Interleukin-1 beta (IL1B) genetic variability is predictive of chemotherapy-induced gastrointestinal toxicity (CIGT) risk in patients receiving 5-fluorouracil. (#172)

Samantha K Korver 1 , Imogen A Ball 1 , Rachel J Gibson 1 2 , Jonathan Tuke 1 , Richard M Logan 1 , Alison Richards 3 , Kelly Mead 3 , Chris S Karapetis 3 , Dorothy M Keefe 4 , Joanne M Bowen 1 , Janet K Coller 1
  1. University of Adelaide, Adelaide, SA, Australia
  2. University of South Australia, Adelaide, SA, Australia
  3. Flinders Medical Centre, Adelaide, SA, Australia
  4. Royal Adelaide Hopsital, Adelaide, SA, Australia


Severe chemotherapy-induced gastrointestinal toxicity (CIGT) following 5-fluorouracil (5-FU) treatment is highly prevalent and negatively affects therapy. Currently, there are no diagnostic markers which predict a patient’s risk of severe CIGT prior to treatment. Our small pilot study investigated the relationship between genetic variants in the Toll-interleukin-1 Receptor (TIR) signalling pathway with the incidence of severe CIGT in 34 patients receiving 5-FU-based treatment. We reported an association between severe CIGT risk and TLR2 and TNF genetic variability and cancer type (receiver operator characteristic (ROC) area under the curve (AUC) of 87.3%). This study aimed to validate the results of the pilot study in a new, larger and independent cohort of participants.

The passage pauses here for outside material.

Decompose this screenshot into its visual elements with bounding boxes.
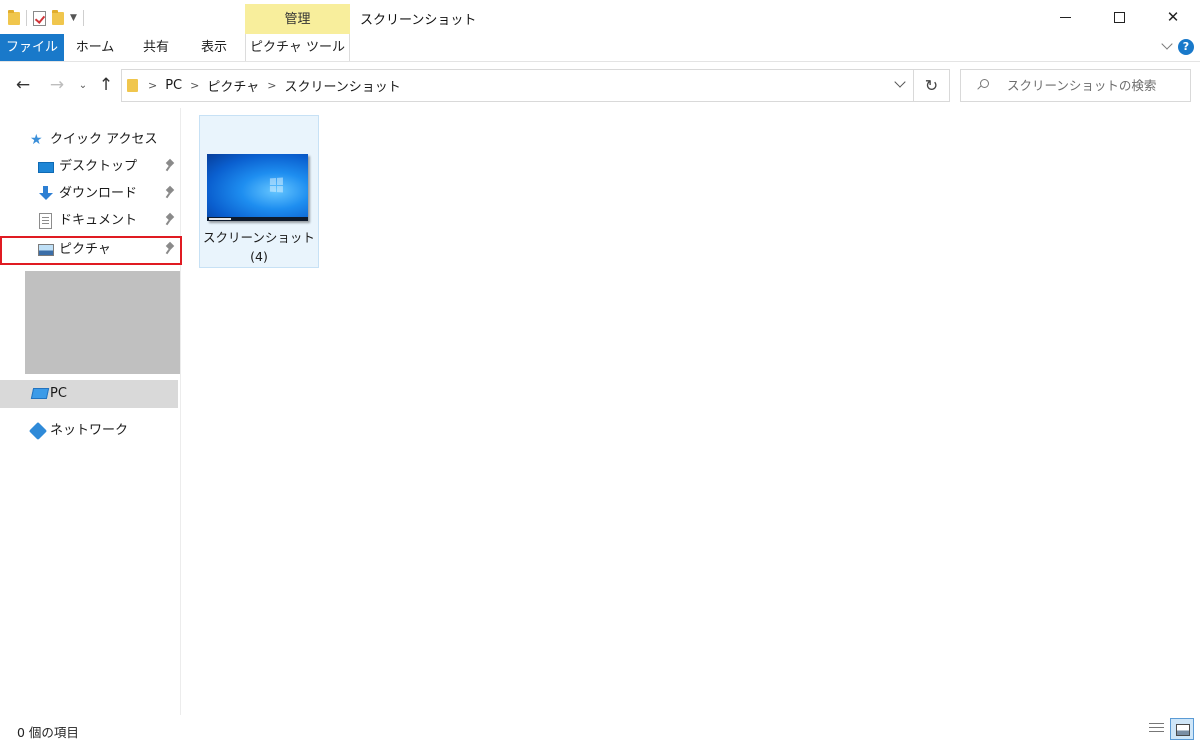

Sixty-five participants (49 female) who completed 5-FU treatment at the Royal Adelaide Hospital and Flinders Medical Centre were recruited. CIGT data (severe toxicity: symptoms of Grade ≥3 NCI’s CTCAE v4, and early treatment cessation or reduction), demographics and treatment parameters were collected from clinical case review. Genetic variability in the following genes was determined using a customised Sequenom MassArray: IL1B, IL2, IL6, IL6R, IL10, TNF, TGFB, TLR2, TLR4, MD2, MYD88, BDNF, CRP and OPRM1. Multivariate logistic regression created a prediction model of severe CIGT risk and ROC curves assessed the model performance.


Thirteen (20%) participants experienced severe CIGT. Colorectal and gastric cancer as well as genetic variants in IL1B (rs16944 and rs1143634) were significantly associated with severe CIGT risk (P = 3.4x10-5), with a ROC AUC of 91.9%.


This study is ongoing. Although different genetic loci were identified as predictive in comparison to the pilot study, these results support that genetic variance in the TIR signalling pathway is predictive of severe CIGT risk. Further participants are being recruited to expand the study cohort to 150, giving 99% power at alpha =0.05 to detect toxicity risk.